The press release makes the reuse case saying, “The prospect of a liquid fuel is significant because it fits in with the current gasoline and oil infrastructure. After the synthesized fuel is made from the carbon monoxide, it could be transported through a pipeline or put in a truck and hauled to a gas station, just like gasoline refined from petroleum is now. Plus it would work in ordinary gasoline and diesel engine vehicles.”
Miller explains in his turn, that while the first step would be to capture the carbon dioxide from sources where it is concentrated — e.g., power plants, smokestacks, and breweries — the ultimate goal would be to snatch it out of the air. A S2P system that includes atmospheric carbon dioxide capture could produce carbon-neutral liquid fuels and says, “Our overall objective with this prototype is to demonstrate the practicality of the CR5 concept and to determine how test results from small-scale testing can be expanded to work in real devices,” Miller says. “The design is conservative compared to what might eventually be developed.”

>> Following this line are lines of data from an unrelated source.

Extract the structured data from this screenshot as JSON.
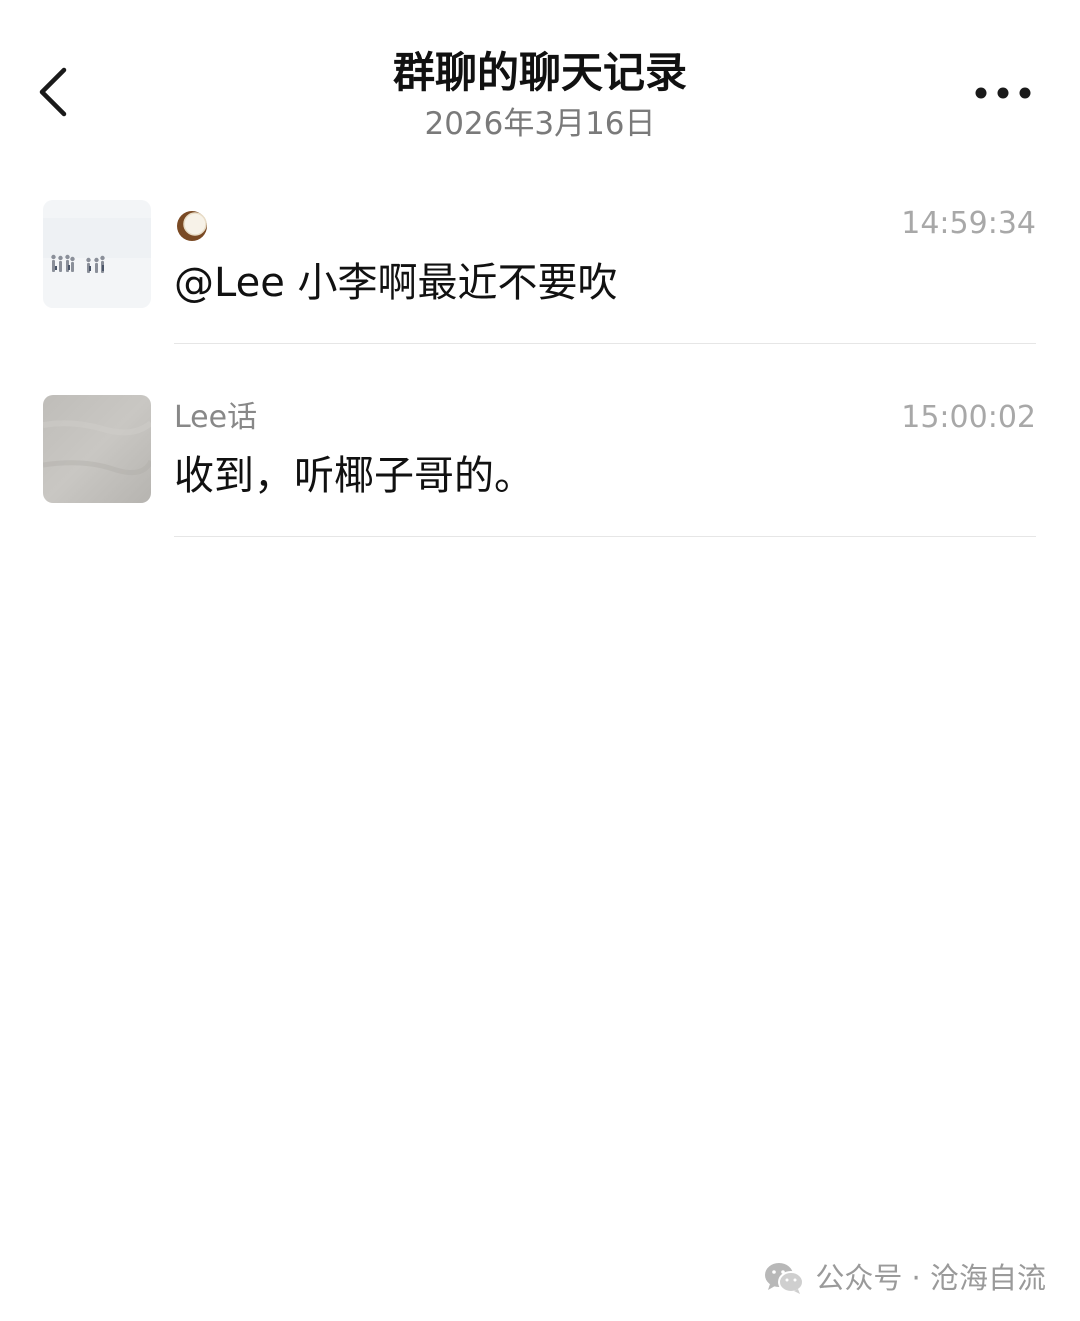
{
  "header": {
    "title": "群聊的聊天记录",
    "date": "2026年3月16日",
    "back_icon": "chevron-left-icon",
    "more_icon": "more-horizontal-icon"
  },
  "messages": [
    {
      "sender": "🥥",
      "time": "14:59:34",
      "text": "@Lee 小李啊最近不要吹",
      "avatar": "group-photo-avatar"
    },
    {
      "sender": "Lee话",
      "time": "15:00:02",
      "text": "收到，听椰子哥的。",
      "avatar": "gray-texture-avatar"
    }
  ],
  "watermark": {
    "icon": "wechat-icon",
    "text": "公众号 · 沧海自流"
  },
  "colors": {
    "title": "#111111",
    "subtitle": "#7a7a7a",
    "sender": "#888888",
    "time": "#a8a8a8",
    "divider": "#e6e6e6"
  }
}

Is that a clue that more opportunity exists in their concept?
Diver says the prototype should be completed by early next year. He hand-built the precision device in a shop at Sandia’s National Solar Thermal Test Facility and is now waiting on a few parts to finalize it. Initial tests will break down water into hydrogen and oxygen. That will be followed by tests that similarly break down carbon dioxide to carbon monoxide and oxygen.
Besides having a nearly completed prototype, the research team has already proven that the chemistry works repeatedly through multiple cycles without losing performance and on a short enough cycle time for a practical device. “We just now have to do it all in one continuous working device,” Siegel says.
One way or another, humanity is going to a carbon hydrogen cycle using sunlight, creativity, engineering and the water and carbon in the air to provide some liquid fuel. That will take some pressure off of fossil fuels that as they are used up will get increasingly expensive. One day, unless electricity generation and storage gets cheap and long-lived, short cycle carbon and hydrogen fuel systems will have a major impact on our economy.